I didn't know what is really up to me but I hug him. I felt him stiff because of my sudden move.
"Matthew, help me. I want to recover from all of this. I still want to life my life like a normal person." My tears are falling again.
Slowly I felt his hand on my back. "I will. I will do everything I can for you to recover. Don't worry. I'm here." I nodded because I feel secure now that he said that.
Matthew let me cry on his chest until I calm down and realize what I did. "I'm sorry." I tried to wipe his grey t-shirt where you can see my tears even though I know that it won't be wipe.
"I'm glad you're getting better now."
I smiled at him what does he mean by that. "You're not trembling or shattering when you're with me."
Now that he said that, I also realize. When he's around after my sessions I never fely scared again. Maybe this session with Doc. Capistrano is really a big help.
"Can I have your other painting too?"
I put down the glass after I drink my milk. "You really like my paintings huh?"
I heard him chuckled so I look at him. "Yes," my eyes got round when I turn my head to him and he's too close.
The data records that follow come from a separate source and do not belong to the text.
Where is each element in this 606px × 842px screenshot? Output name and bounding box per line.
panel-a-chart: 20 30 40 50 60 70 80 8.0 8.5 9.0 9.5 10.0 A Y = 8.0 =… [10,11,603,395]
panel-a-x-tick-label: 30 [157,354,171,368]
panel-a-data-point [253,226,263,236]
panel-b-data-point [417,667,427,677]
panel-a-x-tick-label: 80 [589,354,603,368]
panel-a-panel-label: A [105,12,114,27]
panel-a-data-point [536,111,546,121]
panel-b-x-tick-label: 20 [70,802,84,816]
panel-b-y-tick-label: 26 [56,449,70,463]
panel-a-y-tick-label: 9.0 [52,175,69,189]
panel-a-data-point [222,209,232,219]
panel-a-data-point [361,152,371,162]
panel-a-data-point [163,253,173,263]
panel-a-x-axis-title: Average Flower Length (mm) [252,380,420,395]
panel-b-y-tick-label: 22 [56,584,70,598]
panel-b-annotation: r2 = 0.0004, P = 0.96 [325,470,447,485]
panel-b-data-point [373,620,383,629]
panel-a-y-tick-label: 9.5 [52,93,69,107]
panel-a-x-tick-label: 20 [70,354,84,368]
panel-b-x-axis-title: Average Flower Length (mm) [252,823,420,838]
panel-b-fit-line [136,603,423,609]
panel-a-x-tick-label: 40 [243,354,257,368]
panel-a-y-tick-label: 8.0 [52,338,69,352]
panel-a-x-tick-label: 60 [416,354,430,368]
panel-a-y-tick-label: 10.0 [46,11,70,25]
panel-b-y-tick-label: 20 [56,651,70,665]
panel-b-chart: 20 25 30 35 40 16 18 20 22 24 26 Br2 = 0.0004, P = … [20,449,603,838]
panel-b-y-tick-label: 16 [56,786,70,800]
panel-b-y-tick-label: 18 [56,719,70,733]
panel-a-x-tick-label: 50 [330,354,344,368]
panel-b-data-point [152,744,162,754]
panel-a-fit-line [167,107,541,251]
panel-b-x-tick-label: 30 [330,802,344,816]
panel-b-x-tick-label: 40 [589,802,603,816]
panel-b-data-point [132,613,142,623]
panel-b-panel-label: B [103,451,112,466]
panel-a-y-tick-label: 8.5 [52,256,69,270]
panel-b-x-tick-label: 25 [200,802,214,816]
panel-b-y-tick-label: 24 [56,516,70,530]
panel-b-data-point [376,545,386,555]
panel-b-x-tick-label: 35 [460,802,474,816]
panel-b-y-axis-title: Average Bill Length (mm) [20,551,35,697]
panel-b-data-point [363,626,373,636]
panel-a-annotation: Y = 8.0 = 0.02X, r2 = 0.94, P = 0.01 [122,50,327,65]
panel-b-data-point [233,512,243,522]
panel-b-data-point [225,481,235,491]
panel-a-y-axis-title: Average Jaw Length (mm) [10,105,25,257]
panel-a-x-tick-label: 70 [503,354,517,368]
"Can I have it?" Matthew said with his husky voice. "Uhmm," I blink twice and look away.
He didn't speak for a while. I can see him in my peripheral view that he is still looking at me. My eyes is looking everywhere because my heart is beating so fast.
"Aren't you too close?"
I heard him chuckled. "Sorry," I look at him again. He is looking at me so softly again like he's already sleepy.
"I'll give you the painting tomorrow. Good night." Then I left him at th kitchen.
When I reach my room, I deep exhale and put my hands on my chest.
"Calm down. He's just asking you. Oh gosh!" I talk to myself. When I calm down I go straight to bed.